Смею заверить Вас, мой дорагой lecteur, что в этой livre речь будет идти не только о событиях и людях, которых и вовси не было, но и которые даже были и с которыми votre serviteur не один раз на своём вику имел встречи лично, и даже имел очень хорошее познаватильное communication, и даже…

“Гениально, — думал Всеславский, — автор считает обильное употребление варваризмов признаком литературного новаторства”.
Он решил пропустить предисловие и стал листать страницы, гадая, когда же оно кончится. Прибауткин поставил точку в занявшем четверть книги вступлении лишь после изречения: 
“Так, как я считаю всех francais дам пышными, как диваны, на которых они лежат, потягевая вина и предаваясь грёзам о лащёных жандармских усах, а также impudent, наглыми и имеющими нипременно дворянское происхождение от каких-нибудь герцогов, придворных или королей но не в коем случае не от мужиков-крестьян с их бабами, которые, по определению своиму, sale, низки и неспособны ни на что вообще, что следует из сложившихся на протяжении веков абсалютно верных стереотипов, то об одной такой диванной женщине, высокой в чуствах своих любовно-амурных и будет мой roman”.
Всеславскому уже стало всё ясно. Он перестал читать, а только мельком пробегал по строчкам новаторского любовного произведения. Глаза его спотыкались об напичканные инородными словами пустые предложения, объёмистые, неуклюжие обороты и разномастные ошибки. Терпение его лопнуло на слове “тонее”. Оно повстречалось ему в пятом абзаце 234 страницы, которую полностью заняло описание корсета госпожи де Дюплюр.

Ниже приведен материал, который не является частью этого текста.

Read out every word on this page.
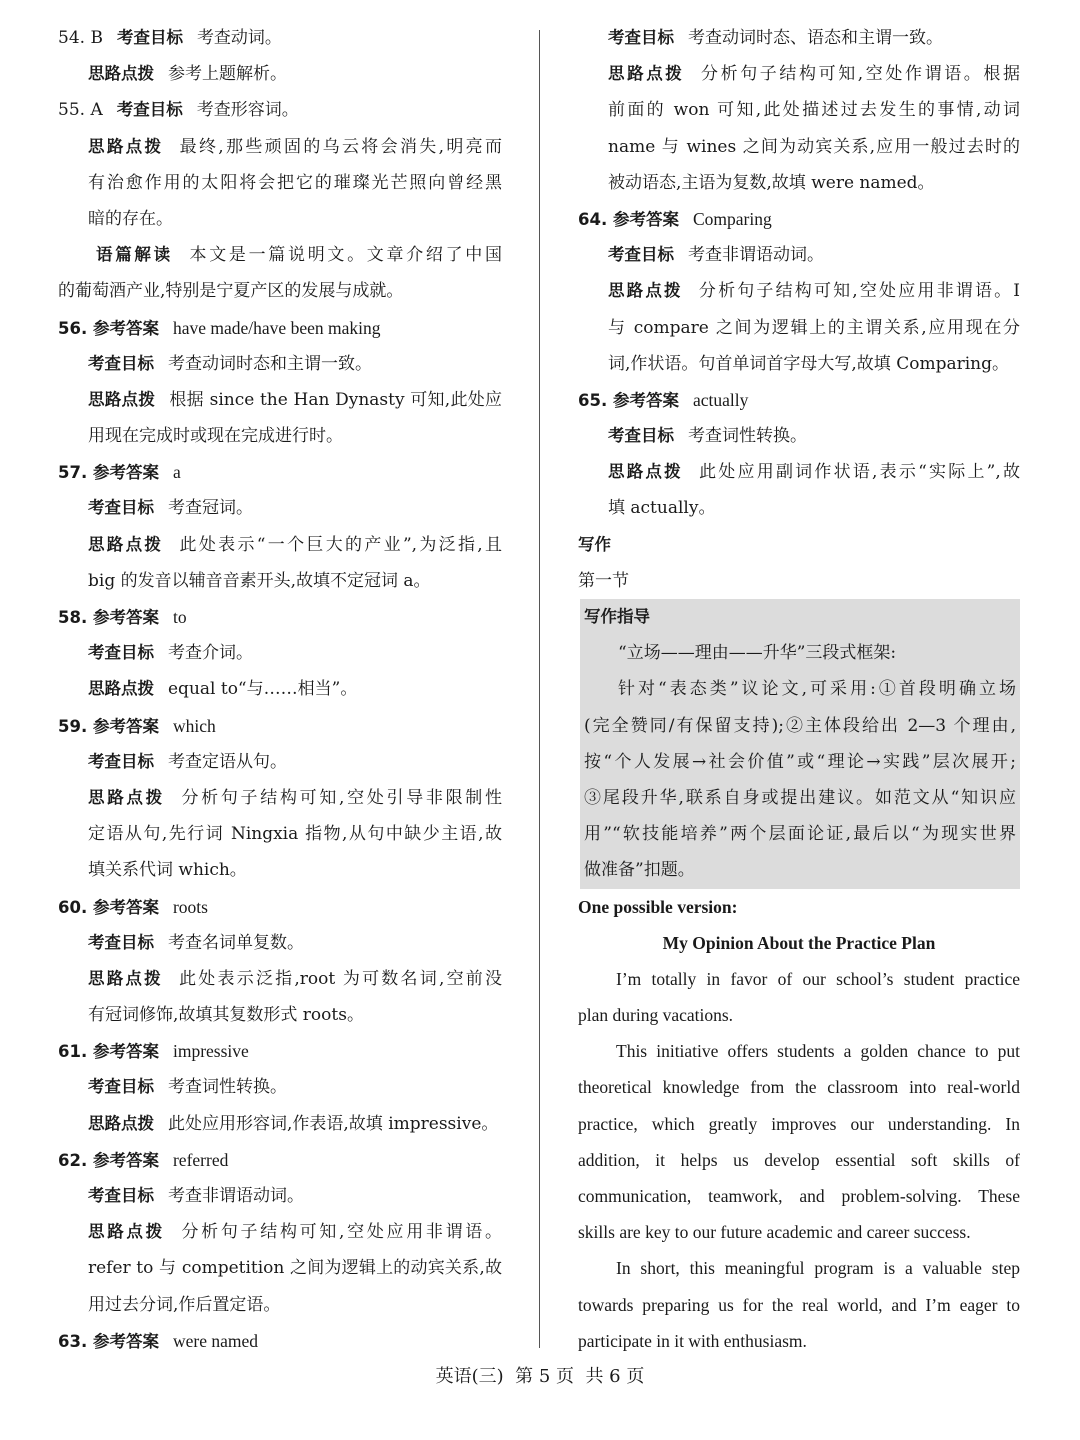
54. B 考查目标 考查动词。
思路点拨 参考上题解析。
55. A 考查目标 考查形容词。
思路点拨 最终,那些顽固的乌云将会消失,明亮而
有治愈作用的太阳将会把它的璀璨光芒照向曾经黑
暗的存在。
语篇解读 本文是一篇说明文。文章介绍了中国
的葡萄酒产业,特别是宁夏产区的发展与成就。
56. 参考答案 have made/have been making
考查目标 考查动词时态和主谓一致。
思路点拨 根据 since the Han Dynasty 可知,此处应
用现在完成时或现在完成进行时。
57. 参考答案 a
考查目标 考查冠词。
思路点拨 此处表示“一个巨大的产业”,为泛指,且
big 的发音以辅音音素开头,故填不定冠词 a。
58. 参考答案 to
考查目标 考查介词。
思路点拨 equal to“与……相当”。
59. 参考答案 which
考查目标 考查定语从句。
思路点拨 分析句子结构可知,空处引导非限制性
定语从句,先行词 Ningxia 指物,从句中缺少主语,故
填关系代词 which。
60. 参考答案 roots
考查目标 考查名词单复数。
思路点拨 此处表示泛指,root 为可数名词,空前没
有冠词修饰,故填其复数形式 roots。
61. 参考答案 impressive
考查目标 考查词性转换。
思路点拨 此处应用形容词,作表语,故填 impressive。
62. 参考答案 referred
考查目标 考查非谓语动词。
思路点拨 分析句子结构可知,空处应用非谓语。
refer to 与 competition 之间为逻辑上的动宾关系,故
用过去分词,作后置定语。
63. 参考答案 were named
考查目标 考查动词时态、语态和主谓一致。
思路点拨 分析句子结构可知,空处作谓语。根据
前面的 won 可知,此处描述过去发生的事情,动词
name 与 wines 之间为动宾关系,应用一般过去时的
被动语态,主语为复数,故填 were named。
64. 参考答案 Comparing
考查目标 考查非谓语动词。
思路点拨 分析句子结构可知,空处应用非谓语。I
与 compare 之间为逻辑上的主谓关系,应用现在分
词,作状语。句首单词首字母大写,故填 Comparing。
65. 参考答案 actually
考查目标 考查词性转换。
思路点拨 此处应用副词作状语,表示“实际上”,故
填 actually。
写作
第一节
写作指导
“立场——理由——升华”三段式框架:
针对“表态类”议论文,可采用:①首段明确立场
(完全赞同/有保留支持);②主体段给出 2—3 个理由,
按“个人发展→社会价值”或“理论→实践”层次展开;
③尾段升华,联系自身或提出建议。如范文从“知识应
用”“软技能培养”两个层面论证,最后以“为现实世界
做准备”扣题。
One possible version:
My Opinion About the Practice Plan
I’m totally in favor of our school’s student practice
plan during vacations.
This initiative offers students a golden chance to put
theoretical knowledge from the classroom into real-world
practice, which greatly improves our understanding. In
addition, it helps us develop essential soft skills of
communication, teamwork, and problem-solving. These
skills are key to our future academic and career success.
In short, this meaningful program is a valuable step
towards preparing us for the real world, and I’m eager to
participate in it with enthusiasm.
英语(三)  第 5 页  共 6 页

-   Вы прескверно пишете, — сказал Всеславский.
-   Это как? Это почему?.. – встрепенулся Прибауткин.
-   Что это, например, за “тонее”? Описка? Не похоже.
-   Гоголь писал “тонее”.
-   Где же?
-   В “Повести о том, как поссорился Иван Иванович с Иваном Никифоровичем”.
-   Не равняйтесь на Гоголя.
Прибауткин вскочил со стула и воспылал. Никак не ожидал Всеславский подобного поведения от столь кроткого, на первый взгляд, субъекта.
-   Вот что я скажу вам, господин редактор. У нас вообще всё вертится вокруг слепого почитания авторитетов, и литература тоже вокруг этого вертится. Сделай какой никчёмный щелкопёр вроде меня нечто невиданное, напиши какое слово, которое мало где знают, то это сразу всё! Пошёл вон! вышел вон, Прибауткин, от ворот тебе, не так ты написал! А напиши то же самое великий человек, то на следующий день прилавки забьются монографиями, где всякие высоколобые знатоки вроде вас будут разглагольствовать об этом слове, о его уместности и звучности, а потом его внесут во все государственные словари. Вы говорите не равняться на Гоголя. Что же он, не из плоти и крови, этот Гоголь ваш? Что он, бог или архангел? Как хотите, а “тонее” не исправлю, — кончив столь импульсивную речь, измождённый Прибауткин упал на стул.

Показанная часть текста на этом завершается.